Synergistic Interactions of Neighboring Platinum and Iron Atoms Enhance Reverse Water–Gas Shift Reaction Performance
- Type: Journal Article
- Author: Wang, Huilin; Bootharaju, Megalamane S.; Kim, Jeong Hyun; Wang, Ying; Wang, Ke; Zhao, Meng; Zhang, Rui; Xu, Jing; Hyeon, Taeghwan; Wang, Xiao; Song, Shuyan; Zhang, Hongjie
- Journal: Journal of the American Chemical Society
- Volume: 145
- Issue: 4
- Pages: 2264-2270
- Year: 2023
- DOI: 10.1021/jacs.2c10435
Abstract
The limitations of conventional strategies in finely controlling the composition and structure demand new promotional effects for upgrading the reverse water–gas shift (RWGS) catalysts for enhanced fuel production. We report the design and synthesis of a hetero-dual-site catalyst for boosting RWGS performance by controllably loading Fe atoms at the neighboring Pt atom on the surface of commercial CeO2. The Fe–Pt/CeO2 exhibits a remarkably high catalytic performance (TOFPt: 43,519 h–1) for CO2 to CO conversion with ∼100% CO selectivity at a relatively low temperature of 350 °C. Furthermore, the catalyst retains over 80% activity after 200 h of continuous operation. The experimental and computational investigations reveal a “two-way synergistic effect”, where Fe atoms can not only serve as promotors to alter the charge density of Pt atoms but also be activated by the excess active hydrogen species generated by Pt atoms, enhancing catalytic activity and stability.
Files and Links
- Url: https://doi.org/10.1021/jacs.2c10435
- Local Library: Zotero
Detail
Key points:
- Hetero-dual-site catalyst boosting RWGS reaction
- Controllably load Fe atoms at the neighboring Pt atom on the surface of CeO2
- High catalytic performance(TOFFe: 43519 h-1, selectivityCO: ~100%);high stability
- Fe atoms serve as promotors to alter the charge density of Pt atoms
- Fe atoms were activated by the excess active hydrogen species generated by Pt atoms
Learning points:
- Fe SAs is hardly observed by HAAD-STEM, but EDX mapping reveals them.

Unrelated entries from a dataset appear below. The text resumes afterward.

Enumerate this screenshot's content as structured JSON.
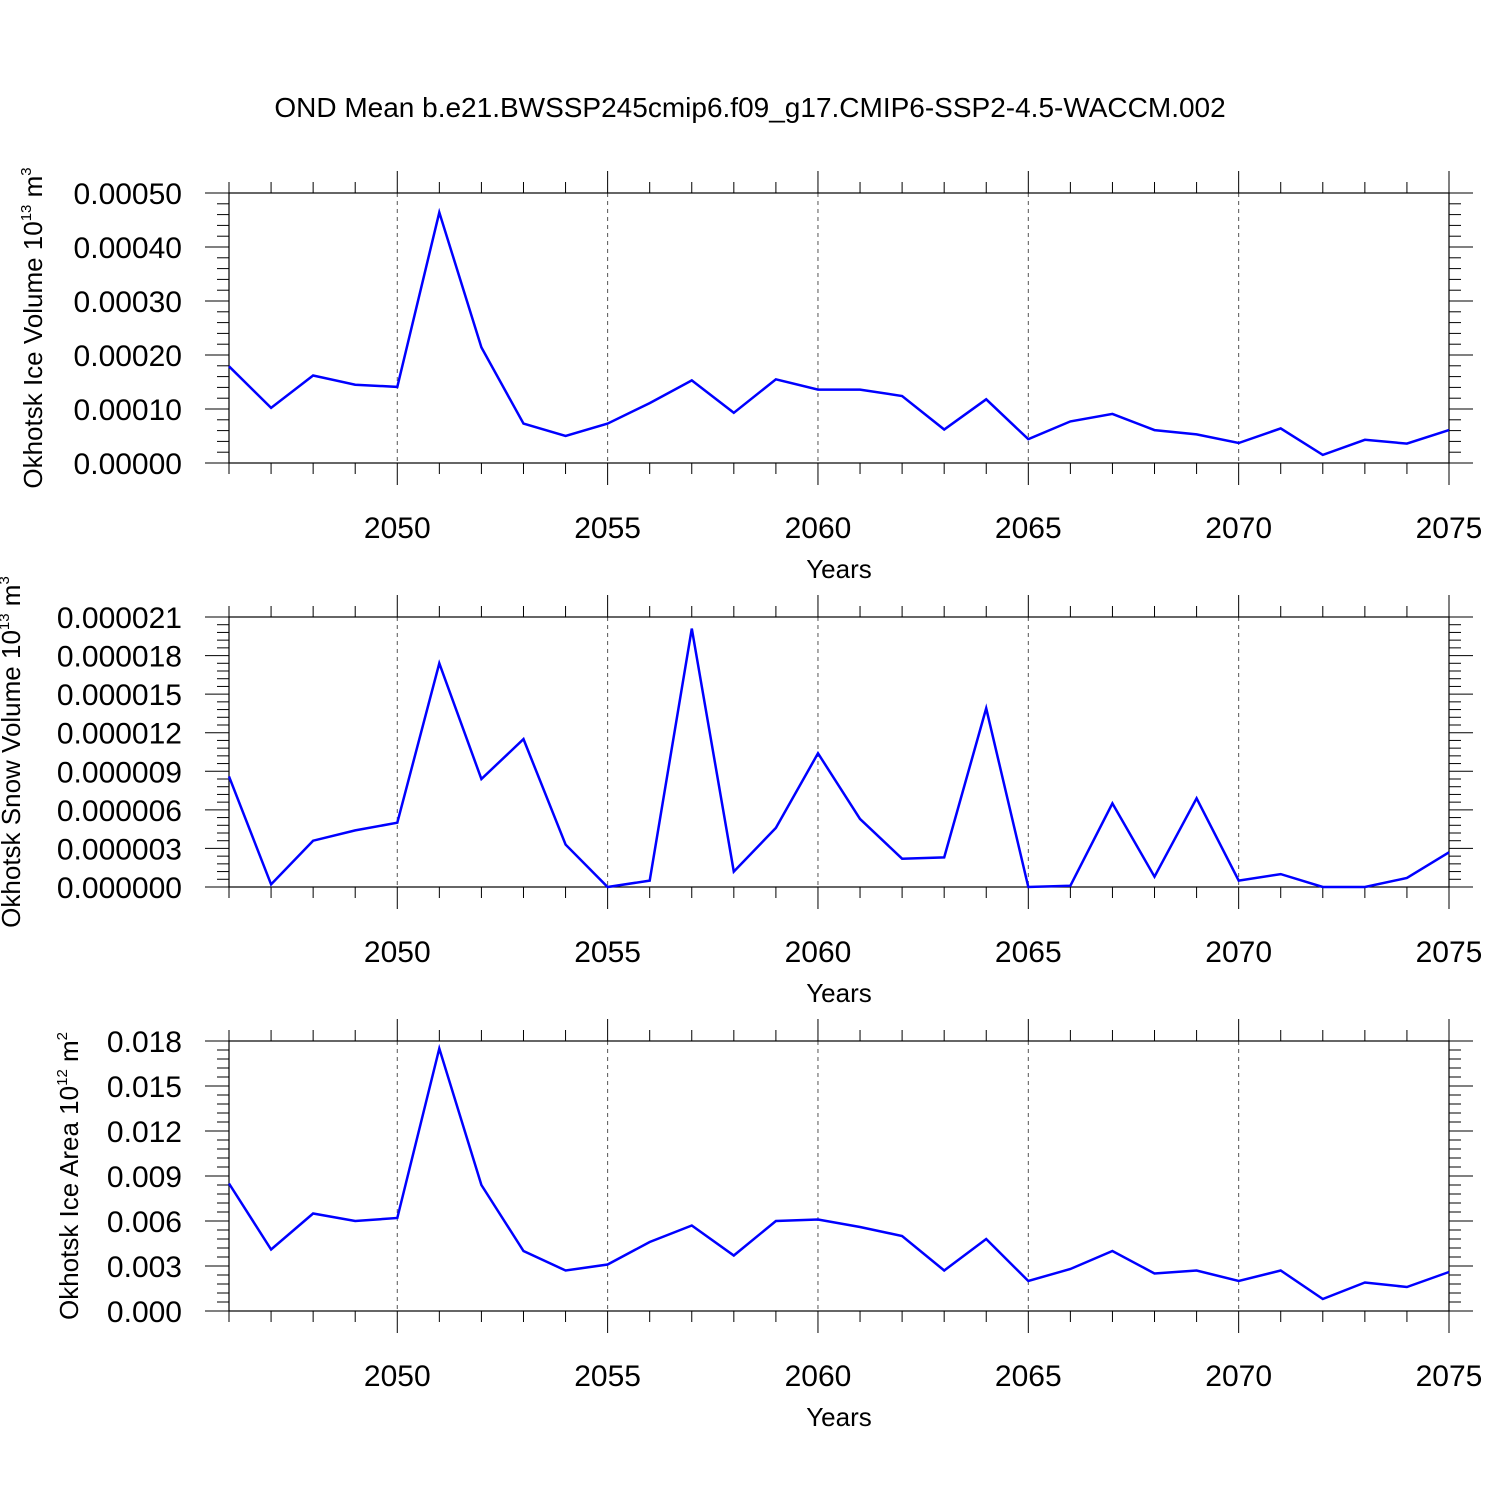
{
  "title": "OND Mean b.e21.BWSSP245cmip6.f09_g17.CMIP6-SSP2-4.5-WACCM.002",
  "chart_data": [
    {
      "type": "line",
      "ylabel_main": "Okhotsk Ice Volume 10",
      "ylabel_exp": "13",
      "ylabel_unit": " m",
      "ylabel_unit_exp": "3",
      "xlabel": "Years",
      "xlim": [
        2046,
        2075
      ],
      "ylim": [
        0,
        0.0005
      ],
      "yticks": [
        0,
        0.0001,
        0.0002,
        0.0003,
        0.0004,
        0.0005
      ],
      "ytick_labels": [
        "0.00000",
        "0.00010",
        "0.00020",
        "0.00030",
        "0.00040",
        "0.00050"
      ],
      "xticks": [
        2050,
        2055,
        2060,
        2065,
        2070,
        2075
      ],
      "xtick_labels": [
        "2050",
        "2055",
        "2060",
        "2065",
        "2070",
        "2075"
      ],
      "color": "#0000ff",
      "x": [
        2046,
        2047,
        2048,
        2049,
        2050,
        2051,
        2052,
        2053,
        2054,
        2055,
        2056,
        2057,
        2058,
        2059,
        2060,
        2061,
        2062,
        2063,
        2064,
        2065,
        2066,
        2067,
        2068,
        2069,
        2070,
        2071,
        2072,
        2073,
        2074,
        2075
      ],
      "values": [
        0.000179,
        0.000102,
        0.000162,
        0.000145,
        0.000141,
        0.000464,
        0.000214,
        7.3e-05,
        5e-05,
        7.3e-05,
        0.000111,
        0.000153,
        9.3e-05,
        0.000155,
        0.000136,
        0.000136,
        0.000124,
        6.2e-05,
        0.000118,
        4.4e-05,
        7.7e-05,
        9.1e-05,
        6.1e-05,
        5.3e-05,
        3.7e-05,
        6.4e-05,
        1.5e-05,
        4.3e-05,
        3.6e-05,
        6.1e-05
      ]
    },
    {
      "type": "line",
      "ylabel_main": "Okhotsk Snow Volume 10",
      "ylabel_exp": "13",
      "ylabel_unit": " m",
      "ylabel_unit_exp": "3",
      "xlabel": "Years",
      "xlim": [
        2046,
        2075
      ],
      "ylim": [
        0,
        2.1e-05
      ],
      "yticks": [
        0,
        3e-06,
        6e-06,
        9e-06,
        1.2e-05,
        1.5e-05,
        1.8e-05,
        2.1e-05
      ],
      "ytick_labels": [
        "0.000000",
        "0.000003",
        "0.000006",
        "0.000009",
        "0.000012",
        "0.000015",
        "0.000018",
        "0.000021"
      ],
      "xticks": [
        2050,
        2055,
        2060,
        2065,
        2070,
        2075
      ],
      "xtick_labels": [
        "2050",
        "2055",
        "2060",
        "2065",
        "2070",
        "2075"
      ],
      "color": "#0000ff",
      "x": [
        2046,
        2047,
        2048,
        2049,
        2050,
        2051,
        2052,
        2053,
        2054,
        2055,
        2056,
        2057,
        2058,
        2059,
        2060,
        2061,
        2062,
        2063,
        2064,
        2065,
        2066,
        2067,
        2068,
        2069,
        2070,
        2071,
        2072,
        2073,
        2074,
        2075
      ],
      "values": [
        8.6e-06,
        2e-07,
        3.6e-06,
        4.4e-06,
        5e-06,
        1.74e-05,
        8.4e-06,
        1.15e-05,
        3.3e-06,
        0.0,
        5e-07,
        2.01e-05,
        1.2e-06,
        4.6e-06,
        1.04e-05,
        5.3e-06,
        2.2e-06,
        2.3e-06,
        1.39e-05,
        0.0,
        1e-07,
        6.5e-06,
        8e-07,
        6.9e-06,
        5e-07,
        1e-06,
        0.0,
        0.0,
        7e-07,
        2.7e-06
      ]
    },
    {
      "type": "line",
      "ylabel_main": "Okhotsk Ice Area 10",
      "ylabel_exp": "12",
      "ylabel_unit": " m",
      "ylabel_unit_exp": "2",
      "xlabel": "Years",
      "xlim": [
        2046,
        2075
      ],
      "ylim": [
        0,
        0.018
      ],
      "yticks": [
        0,
        0.003,
        0.006,
        0.009,
        0.012,
        0.015,
        0.018
      ],
      "ytick_labels": [
        "0.000",
        "0.003",
        "0.006",
        "0.009",
        "0.012",
        "0.015",
        "0.018"
      ],
      "xticks": [
        2050,
        2055,
        2060,
        2065,
        2070,
        2075
      ],
      "xtick_labels": [
        "2050",
        "2055",
        "2060",
        "2065",
        "2070",
        "2075"
      ],
      "color": "#0000ff",
      "x": [
        2046,
        2047,
        2048,
        2049,
        2050,
        2051,
        2052,
        2053,
        2054,
        2055,
        2056,
        2057,
        2058,
        2059,
        2060,
        2061,
        2062,
        2063,
        2064,
        2065,
        2066,
        2067,
        2068,
        2069,
        2070,
        2071,
        2072,
        2073,
        2074,
        2075
      ],
      "values": [
        0.0085,
        0.0041,
        0.0065,
        0.006,
        0.0062,
        0.0175,
        0.0084,
        0.004,
        0.0027,
        0.0031,
        0.0046,
        0.0057,
        0.0037,
        0.006,
        0.0061,
        0.0056,
        0.005,
        0.0027,
        0.0048,
        0.002,
        0.0028,
        0.004,
        0.0025,
        0.0027,
        0.002,
        0.0027,
        0.0008,
        0.0019,
        0.0016,
        0.0026
      ]
    }
  ]
}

- XRD patterning was used to confirm the atomically dispersion.
- Mossbauer spectroscopy was performed to investigate the coordination environment of Fe species.
- Decreasing the total metal content leads to similar improvement (synergy still exists), which indicates that Pt an Fe atoms should not be randomly distributed.

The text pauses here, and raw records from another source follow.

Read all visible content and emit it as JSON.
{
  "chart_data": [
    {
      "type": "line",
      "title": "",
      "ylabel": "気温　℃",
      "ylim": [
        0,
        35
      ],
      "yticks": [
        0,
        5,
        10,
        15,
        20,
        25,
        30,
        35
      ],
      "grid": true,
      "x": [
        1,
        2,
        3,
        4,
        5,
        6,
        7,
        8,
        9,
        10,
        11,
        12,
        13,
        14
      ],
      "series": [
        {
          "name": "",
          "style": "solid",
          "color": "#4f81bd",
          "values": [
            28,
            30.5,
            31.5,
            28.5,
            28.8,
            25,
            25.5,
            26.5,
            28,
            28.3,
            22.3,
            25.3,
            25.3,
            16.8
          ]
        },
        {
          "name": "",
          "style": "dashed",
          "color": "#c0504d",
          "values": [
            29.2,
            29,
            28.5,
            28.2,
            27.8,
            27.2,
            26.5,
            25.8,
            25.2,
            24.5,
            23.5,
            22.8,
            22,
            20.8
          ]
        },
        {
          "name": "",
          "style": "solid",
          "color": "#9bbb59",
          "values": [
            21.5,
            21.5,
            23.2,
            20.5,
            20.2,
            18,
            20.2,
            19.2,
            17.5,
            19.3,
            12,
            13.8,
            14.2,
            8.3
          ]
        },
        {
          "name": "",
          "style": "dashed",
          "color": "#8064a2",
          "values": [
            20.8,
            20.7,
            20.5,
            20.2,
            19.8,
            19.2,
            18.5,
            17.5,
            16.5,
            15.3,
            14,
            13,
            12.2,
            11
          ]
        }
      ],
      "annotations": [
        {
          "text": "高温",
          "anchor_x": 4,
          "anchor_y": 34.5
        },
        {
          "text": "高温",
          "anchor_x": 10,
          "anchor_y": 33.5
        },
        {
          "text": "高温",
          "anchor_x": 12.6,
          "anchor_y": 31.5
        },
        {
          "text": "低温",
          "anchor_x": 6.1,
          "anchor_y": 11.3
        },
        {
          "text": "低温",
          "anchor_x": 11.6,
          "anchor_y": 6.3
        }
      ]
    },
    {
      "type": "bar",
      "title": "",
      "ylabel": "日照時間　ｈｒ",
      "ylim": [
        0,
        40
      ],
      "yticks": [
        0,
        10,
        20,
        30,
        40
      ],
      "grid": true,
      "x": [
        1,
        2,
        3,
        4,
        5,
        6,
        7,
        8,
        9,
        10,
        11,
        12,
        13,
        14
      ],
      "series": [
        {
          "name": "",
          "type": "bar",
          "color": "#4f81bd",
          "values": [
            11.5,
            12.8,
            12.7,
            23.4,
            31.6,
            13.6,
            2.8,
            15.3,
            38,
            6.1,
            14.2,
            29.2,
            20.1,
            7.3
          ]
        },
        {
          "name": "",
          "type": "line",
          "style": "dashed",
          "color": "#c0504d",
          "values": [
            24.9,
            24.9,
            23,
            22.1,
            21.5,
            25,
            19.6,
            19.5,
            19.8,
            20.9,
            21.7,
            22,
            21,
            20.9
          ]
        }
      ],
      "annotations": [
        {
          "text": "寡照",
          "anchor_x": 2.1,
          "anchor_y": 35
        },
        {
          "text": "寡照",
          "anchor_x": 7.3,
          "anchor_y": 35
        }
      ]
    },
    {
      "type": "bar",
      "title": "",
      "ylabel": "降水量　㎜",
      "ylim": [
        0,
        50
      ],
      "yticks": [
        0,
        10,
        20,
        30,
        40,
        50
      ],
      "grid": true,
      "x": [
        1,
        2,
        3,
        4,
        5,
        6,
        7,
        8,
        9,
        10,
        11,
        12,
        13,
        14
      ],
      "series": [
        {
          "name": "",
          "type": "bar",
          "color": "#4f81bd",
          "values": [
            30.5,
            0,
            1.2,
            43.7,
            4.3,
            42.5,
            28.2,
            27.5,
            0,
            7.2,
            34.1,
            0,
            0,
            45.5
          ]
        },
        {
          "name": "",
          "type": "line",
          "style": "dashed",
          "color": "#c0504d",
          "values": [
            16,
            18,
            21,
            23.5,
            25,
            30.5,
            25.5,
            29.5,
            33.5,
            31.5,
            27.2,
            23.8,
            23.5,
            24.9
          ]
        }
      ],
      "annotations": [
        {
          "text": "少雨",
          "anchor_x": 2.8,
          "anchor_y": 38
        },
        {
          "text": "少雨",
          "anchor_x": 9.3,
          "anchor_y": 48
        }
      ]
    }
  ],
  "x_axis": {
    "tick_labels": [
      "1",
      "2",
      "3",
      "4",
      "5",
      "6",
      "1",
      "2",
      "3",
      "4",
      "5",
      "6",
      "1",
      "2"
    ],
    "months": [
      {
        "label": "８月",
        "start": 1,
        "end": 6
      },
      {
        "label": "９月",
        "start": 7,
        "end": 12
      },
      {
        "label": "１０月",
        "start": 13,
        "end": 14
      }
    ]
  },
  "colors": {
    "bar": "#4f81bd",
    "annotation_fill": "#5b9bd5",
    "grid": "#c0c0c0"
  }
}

- Hydrogen spillover can be detected by WO3.
Catalyst Factors Contributing to RWGS
Manufacturing of the catalysts with high metal dispersity, abundant oxygen vacancy, and an appropriate surface charge state.
Increasing the availability of active hydrogen species might be a potential route to overcome the performance limits.
- Single-atom dual sites were introduced into RWGS
Structure of Catalyst
Pt species are atomically dispersed.
Both Pt and Fe species are uniformly distributed throughout the CeO2 support.
The absence of Pt diffraction peaks in the XRD pattern indicates its high atomic dispersion.
Pt species in Pt/Ce2 and Pt/Ce2 are in positively charged states.
Pt−O bond in Fe−Pt/CeO2 is elongated due to nearby Fe atoms.
57Fe Mossbauer Spectroscopy: No metallic iron or iron oxide was identified, suggesting the atomic dispersion of Fe species.
- Pt-O4-Fe model was constructed
Electrons transfer from Pt to Fe.
Catalytic Performance
The stability is closely related to metal−support interactions but not from the Fe promoter.
Decreasing the total metal content leads to similar improvement (synergy still exists), which indicates that Pt an Fe atoms should not be randomly distributed.
Two-way Synergistic Effect
A possible reaction loop:
- In the first step, H2 molecules are dissociated on Pt sites to generate reactive hydrogen species.
- With the help of alkalinity of the CeO2 support, acidic CO2 molecules are readily adsorbed to the oxygen vacancies and can thus be activated.
- Next, Pt and Fe atoms individually serve as the active sites for formate intermediate generation.
- Subsequently, the intermediates are converted into CO* and desorbed from the catalysts in the form of CO molecules.